Une facture du 21 octobre 2014 a été établie afin de tenir compte des travaux exécutés jusqu’à l’arrêt du chantier en raison de la déclaration de sinistre effectuée par les époux [Y] à la suite de la découverte sur leur habitation d’une fissure pouvant résulter de mouvements de terre causés par un épisode de sécheresse ayant fait l’objet d’un arrêté de catastrophe naturelle en 2009.
Un nouveau devis établi le 25 août 2015 a modifié le projet initial.
N’obtenant pas le solde du prix de ces marchés, [V] [U] a, par acte d’huissier signifié le 26 décembre 2016, fait assigner les époux [Y] devant le tribunal d’instance de Mantes-la-Jolie en paiement de la somme de 5302,88 € avec intérêts au taux légal à compter du 11 mars 2016, celle de 1500 € à titre de dommages et intérêts, outre des frais irrépétibles et les dépens, le tout sous bénéfice d’exécution provisoire.
Par jugement du 5 septembre 2017, les débats ont été rouverts pour :
— communication par la demanderesse d’un décompte global et détaillé du montant restant dû par les défendeurs faisant apparaître notamment :
+ le détail des sommes dues au titre du premier devis et les sommes versées par les défendeurs au titre du premier devis,
+ le détail des sommes dues au titre du second devis et les sommes versées par les défendeurs au titre du second devis,
+ les dates des paiements effectués,
+ les frais supplémentaires engagés,
— fourniture d’explication par les parties sur la pièce numéro 21 des défendeurs concernant la surface finale de la terrasse et le surplus à facturer.

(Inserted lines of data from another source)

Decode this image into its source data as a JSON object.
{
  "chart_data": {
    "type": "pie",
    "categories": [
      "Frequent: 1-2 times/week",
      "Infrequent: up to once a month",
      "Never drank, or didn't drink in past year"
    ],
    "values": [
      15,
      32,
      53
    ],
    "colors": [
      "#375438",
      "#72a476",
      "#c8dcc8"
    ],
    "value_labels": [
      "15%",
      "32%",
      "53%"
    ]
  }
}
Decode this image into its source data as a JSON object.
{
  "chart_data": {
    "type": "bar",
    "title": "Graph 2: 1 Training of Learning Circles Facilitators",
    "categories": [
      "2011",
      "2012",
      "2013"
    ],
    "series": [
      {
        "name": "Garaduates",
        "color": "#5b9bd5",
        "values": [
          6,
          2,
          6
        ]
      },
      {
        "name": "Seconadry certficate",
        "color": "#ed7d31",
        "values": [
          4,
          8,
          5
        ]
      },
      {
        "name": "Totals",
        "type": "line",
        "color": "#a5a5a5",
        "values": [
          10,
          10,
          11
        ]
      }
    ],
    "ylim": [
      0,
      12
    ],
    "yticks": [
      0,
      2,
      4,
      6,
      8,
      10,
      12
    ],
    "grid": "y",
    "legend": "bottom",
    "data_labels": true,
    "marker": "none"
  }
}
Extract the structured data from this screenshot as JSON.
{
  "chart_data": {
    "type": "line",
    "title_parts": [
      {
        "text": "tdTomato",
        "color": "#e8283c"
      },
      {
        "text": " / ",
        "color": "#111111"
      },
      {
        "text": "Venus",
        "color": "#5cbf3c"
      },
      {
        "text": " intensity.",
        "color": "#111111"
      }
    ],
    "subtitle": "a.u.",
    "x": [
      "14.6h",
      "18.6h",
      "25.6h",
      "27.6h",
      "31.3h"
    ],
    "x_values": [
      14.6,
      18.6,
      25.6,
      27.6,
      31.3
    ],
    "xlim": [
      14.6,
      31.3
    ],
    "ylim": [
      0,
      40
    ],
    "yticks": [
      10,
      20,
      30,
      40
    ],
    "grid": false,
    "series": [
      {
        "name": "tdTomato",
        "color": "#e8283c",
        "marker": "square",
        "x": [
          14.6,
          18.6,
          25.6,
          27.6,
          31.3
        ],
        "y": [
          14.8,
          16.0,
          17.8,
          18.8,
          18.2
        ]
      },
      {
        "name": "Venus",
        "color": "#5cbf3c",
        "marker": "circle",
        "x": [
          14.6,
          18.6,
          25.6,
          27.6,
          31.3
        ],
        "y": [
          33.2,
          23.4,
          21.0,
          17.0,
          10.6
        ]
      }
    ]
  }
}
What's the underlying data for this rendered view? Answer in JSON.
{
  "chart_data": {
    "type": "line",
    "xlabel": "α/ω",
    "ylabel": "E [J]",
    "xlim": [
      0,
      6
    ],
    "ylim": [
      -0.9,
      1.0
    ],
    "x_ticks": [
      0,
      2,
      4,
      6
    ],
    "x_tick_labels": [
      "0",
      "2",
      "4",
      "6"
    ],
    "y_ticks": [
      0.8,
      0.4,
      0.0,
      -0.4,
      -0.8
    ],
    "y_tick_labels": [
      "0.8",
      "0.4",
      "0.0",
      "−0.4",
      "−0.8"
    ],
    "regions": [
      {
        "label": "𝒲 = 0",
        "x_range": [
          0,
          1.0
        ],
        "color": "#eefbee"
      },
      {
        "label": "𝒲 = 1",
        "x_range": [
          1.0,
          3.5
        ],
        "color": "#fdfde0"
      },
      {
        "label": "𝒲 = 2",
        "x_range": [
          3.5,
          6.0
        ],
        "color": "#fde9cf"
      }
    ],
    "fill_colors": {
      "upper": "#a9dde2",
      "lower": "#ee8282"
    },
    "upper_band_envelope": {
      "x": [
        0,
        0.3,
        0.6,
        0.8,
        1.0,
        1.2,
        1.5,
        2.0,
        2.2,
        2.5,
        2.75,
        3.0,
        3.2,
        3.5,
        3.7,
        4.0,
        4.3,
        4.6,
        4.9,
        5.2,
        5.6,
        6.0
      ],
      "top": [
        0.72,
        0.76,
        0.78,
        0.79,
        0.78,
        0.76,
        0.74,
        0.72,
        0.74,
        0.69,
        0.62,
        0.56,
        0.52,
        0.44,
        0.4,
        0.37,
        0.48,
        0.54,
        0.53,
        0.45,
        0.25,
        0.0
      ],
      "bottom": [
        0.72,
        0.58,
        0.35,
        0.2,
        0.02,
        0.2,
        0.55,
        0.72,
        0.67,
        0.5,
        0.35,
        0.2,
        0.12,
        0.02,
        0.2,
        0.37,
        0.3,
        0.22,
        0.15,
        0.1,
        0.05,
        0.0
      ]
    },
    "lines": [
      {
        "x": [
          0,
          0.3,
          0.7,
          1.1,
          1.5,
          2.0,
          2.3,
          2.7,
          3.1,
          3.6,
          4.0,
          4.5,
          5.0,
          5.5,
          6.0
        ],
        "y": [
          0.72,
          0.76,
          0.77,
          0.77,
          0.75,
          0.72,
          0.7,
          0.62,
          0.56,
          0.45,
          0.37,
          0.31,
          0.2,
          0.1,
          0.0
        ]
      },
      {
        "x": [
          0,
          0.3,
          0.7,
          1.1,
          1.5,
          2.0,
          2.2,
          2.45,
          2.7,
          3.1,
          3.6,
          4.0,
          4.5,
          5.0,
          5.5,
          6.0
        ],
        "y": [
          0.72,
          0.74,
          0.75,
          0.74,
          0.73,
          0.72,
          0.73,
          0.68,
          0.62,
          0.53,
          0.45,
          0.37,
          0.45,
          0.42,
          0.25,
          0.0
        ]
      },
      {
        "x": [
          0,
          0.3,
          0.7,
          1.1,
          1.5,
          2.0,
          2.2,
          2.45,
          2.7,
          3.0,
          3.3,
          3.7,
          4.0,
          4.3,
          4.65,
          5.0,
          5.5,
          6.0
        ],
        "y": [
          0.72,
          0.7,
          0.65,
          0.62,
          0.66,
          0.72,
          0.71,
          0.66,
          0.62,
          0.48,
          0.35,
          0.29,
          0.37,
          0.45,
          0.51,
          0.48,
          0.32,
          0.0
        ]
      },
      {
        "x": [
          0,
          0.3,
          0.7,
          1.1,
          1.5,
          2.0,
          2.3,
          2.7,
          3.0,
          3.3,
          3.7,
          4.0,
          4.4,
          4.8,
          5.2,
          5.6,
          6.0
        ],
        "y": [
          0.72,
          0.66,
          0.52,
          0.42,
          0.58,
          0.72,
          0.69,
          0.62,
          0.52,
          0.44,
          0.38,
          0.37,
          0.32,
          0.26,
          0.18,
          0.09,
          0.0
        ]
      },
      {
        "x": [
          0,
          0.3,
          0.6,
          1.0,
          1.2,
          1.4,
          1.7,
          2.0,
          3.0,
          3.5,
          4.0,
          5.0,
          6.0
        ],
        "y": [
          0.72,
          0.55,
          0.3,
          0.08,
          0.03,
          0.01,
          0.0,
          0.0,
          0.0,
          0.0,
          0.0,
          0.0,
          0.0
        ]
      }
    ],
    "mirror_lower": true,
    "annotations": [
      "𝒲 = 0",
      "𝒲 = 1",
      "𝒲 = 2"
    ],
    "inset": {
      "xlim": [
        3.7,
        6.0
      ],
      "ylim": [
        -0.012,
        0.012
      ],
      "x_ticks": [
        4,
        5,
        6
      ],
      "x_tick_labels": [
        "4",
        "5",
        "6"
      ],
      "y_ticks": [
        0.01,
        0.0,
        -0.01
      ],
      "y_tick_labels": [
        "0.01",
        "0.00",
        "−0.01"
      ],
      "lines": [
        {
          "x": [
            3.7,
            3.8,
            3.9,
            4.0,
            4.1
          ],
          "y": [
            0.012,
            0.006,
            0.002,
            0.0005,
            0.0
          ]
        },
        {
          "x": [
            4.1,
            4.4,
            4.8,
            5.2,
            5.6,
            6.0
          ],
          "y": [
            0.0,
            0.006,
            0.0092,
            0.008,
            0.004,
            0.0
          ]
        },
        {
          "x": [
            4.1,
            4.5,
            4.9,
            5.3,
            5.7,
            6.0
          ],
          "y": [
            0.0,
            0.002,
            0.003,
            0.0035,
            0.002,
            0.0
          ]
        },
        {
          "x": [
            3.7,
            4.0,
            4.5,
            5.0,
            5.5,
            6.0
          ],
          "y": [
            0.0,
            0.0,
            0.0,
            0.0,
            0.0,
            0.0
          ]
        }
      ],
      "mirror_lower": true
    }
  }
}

L’affaire a été radiée puis rétablie sous le numéro 11-18-115.
Par jugement avant dire droit du 29 juin 2018, le tribunal d’instance de Mantes-la-Jolie a ordonné une mesure d’expertise et désigné pour y procéder [C] [N], expert judiciaire, avec pour mission notamment d’examiner les désordres, troubles et désagréments allégués dans l’assignation et lors de l’audience par les époux [Y], les constater s’ils existent, et en énoncer la cause et l’ampleur.
Dans son pré-rapport du 1er juin 2020, l’expert a indiqué que le désordre relatif au mouvement de structure de la dalle et de la terrasse côté nord (du côté de la propriété [R]) ne ferait pas partie de sa mission et indiqué que le magistrat chargé du contrôle des expertises devra en être informé et donner son accord.
Par jugement du 2 octobre 2020, ce tribunal a étendu la mission de l’expert au dommage relatif au mouvement de structure de la dalle et de la terrasse côté nord (du côté de la propriété [R]).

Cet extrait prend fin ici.